Росло, вызревало желание — ни дня, ни часа не оставаться больше здесь, в Великом Лесе, скорее возвращаться обратно в Минск.
«Придет Тодор домой — где он станет искать нас с Тасей? Хорошо, если догадается к Лапицким зайти и Петр Петрович скажет, где нас видел. А если не догадается?..»
Рассказала Тасе о своем разговоре с Иваном Дорошкой, поделилась мучившими ее сомнениями. Впервые разговаривала с дочерью как со взрослой. Тася долго не раздумывала.
— Надо ехать домой, в Минск, — сказала как об очевидном, выношенном, давно решенном.
— Но почему ты считаешь, что надо ехать? — смотрела, не сводила глаз с дочери Вера Семеновна.
— Чтоб к папке ближе быть.
— А если и нас арестуют, придут и заберут, как забрали отца?

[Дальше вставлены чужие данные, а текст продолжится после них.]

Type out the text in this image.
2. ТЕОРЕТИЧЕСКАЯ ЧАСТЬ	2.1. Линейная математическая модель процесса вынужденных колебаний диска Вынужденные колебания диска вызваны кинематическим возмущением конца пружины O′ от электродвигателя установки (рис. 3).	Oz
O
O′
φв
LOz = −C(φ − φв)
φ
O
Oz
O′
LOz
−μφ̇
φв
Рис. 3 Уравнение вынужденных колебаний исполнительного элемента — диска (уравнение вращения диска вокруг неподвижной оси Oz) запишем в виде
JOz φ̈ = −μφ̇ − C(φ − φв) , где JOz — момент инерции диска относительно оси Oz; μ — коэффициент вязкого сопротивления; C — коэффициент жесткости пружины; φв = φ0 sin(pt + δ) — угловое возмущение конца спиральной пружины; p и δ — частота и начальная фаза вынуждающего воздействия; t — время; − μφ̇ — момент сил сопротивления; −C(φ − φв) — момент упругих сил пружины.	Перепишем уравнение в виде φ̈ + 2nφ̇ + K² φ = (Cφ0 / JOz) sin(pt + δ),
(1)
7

— Все равно надо ехать, — стояла на своем Тася. — Хоть передачу ему отнесем, записку. А то… Бросили одного, как чужого. Да и не вечно же его держать будут, разберутся, выпустят…
Тася очень жалела отца, тосковала по нем — прикрыла глаза руками, заплакала.
По правде говоря, в Великом Лесе ни Веру Семеновну, ни Тасю ничто не задерживало. Экзамены Вера Семеновна приняла, а Тася последний экзамен сдаст в понедельник. И можно ехать.
— Ас пожитками как же? — возникла у Веры Семеновны проблема. — Брать с собой?
— С пожитками?
Рассудив, решили так: поедут налегке, вроде как на разведку. Походят по городу, побывают у себя на квартире, посмотрят, послушают, что и как… А потом, если все будет хорошо, если нет никаких угроз, возвратятся в Великий Лес за вещами.
— Это ведь не так и трудно — приехать сюда еще раз, — говорила, словно спрашивала у дочери совета, Вера Семеновна.
— Конечно, нетрудно, — соглашалась Тася. — Купил билет, сел в поезд — и здесь. Ночь, день — только и всего.
— Что ж, будем считать — ты меня убедила, — улыбнулась, хотя и не очень-то весело, Вера Семеновна.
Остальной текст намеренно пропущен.